Balsdean is a deserted hamlet in a remote downland valley east of Brighton, East Sussex, England, on record since about 1100. It was formerly a chapelry of the parish of Rottingdean, and its territory touched that of the mother parish only at a single point. Despite its remoteness, it falls within the boundaries of the city of Brighton and Hove.

The valley of Balsdean is the most reliable migration stopover in Sussex of the rare Arctic and high mountain breeding wader the dotterel. The flinty fields are thought to resemble its mountain breeding grounds.

==History==
===Bronze Age===
The nearby hill known as the Bostle is the site of a Bronze Age cemetery consisting of a group of three large Bronze Barrows, with other barrows located nearby.

===Roman===
Roman occupation of the neighbourhood has been recorded by two notable finds. In 1757 a Roman dagger was found in a tumulus at Balsdean. In 1798 a stoneware urn or jar was unearthed, containing upwards of a thousand Roman copper coins. Some were faintly plated, or washed, with silver, and they were so little damaged that their relief remained perfectly sharp. Therefore, they could not have been much, if at all, in circulation. They were of the time of Valerian, who reigned AD 225, Gallienus, Claudius, Quintilius, Posthumus, Victorinus, Marius, and Tetricus.

===Saxon===
An Anglo-Saxon barrow cemetery consisting of 27 early Anglo-Saxon barrows have been recorded in the vicinity of the Bronze Age cemetery on The Bostle.

===Medieval===
Balsdean was a hamlet, which consisted of two farms, Norton and Sutton, more generally known as Norton and Balsdean.

===Later history===
Norton farm was used as a lunatic asylum in the early nineteenth century: by the twentieth century it had become uninhabited.

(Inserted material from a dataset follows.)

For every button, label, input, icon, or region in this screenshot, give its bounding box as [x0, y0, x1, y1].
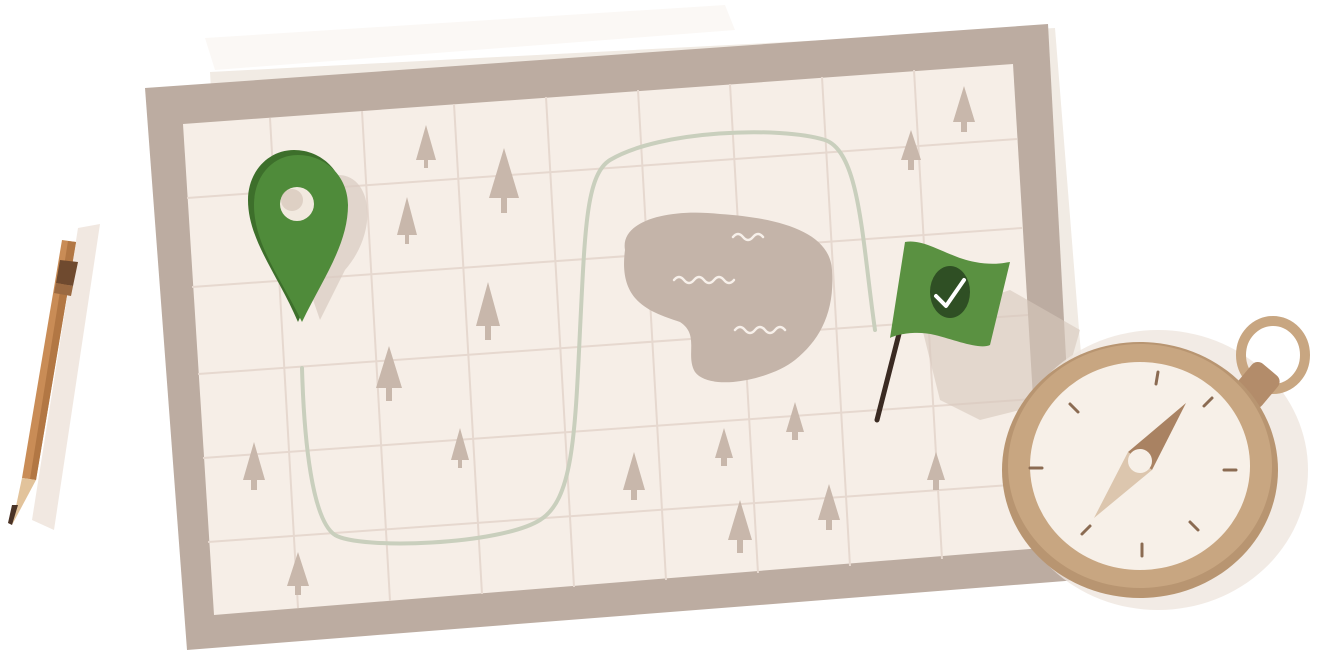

Balsdean Manor house and two workers' cottages were inhabited until the Second World War, when the population was evacuated and the buildings were used for target practice by Allied artillery. These buildings, including the medieval chapel by then used as a barn, were never rebuilt and the people never returned. The only building still remaining is a derelict post-war barn complex.

There is a modern farm named after the original Balsdean Farm on the fringe of Rottingdean, and from there most of the ancient farmlands of Balsdean are still worked. Part of the original sheepdown is now protected by the Castle Hill Site of Special Scientific Interest. Much of the former sheepdown, however, is now the site of the Brighton suburb of Woodingdean, the building of which started around 1918.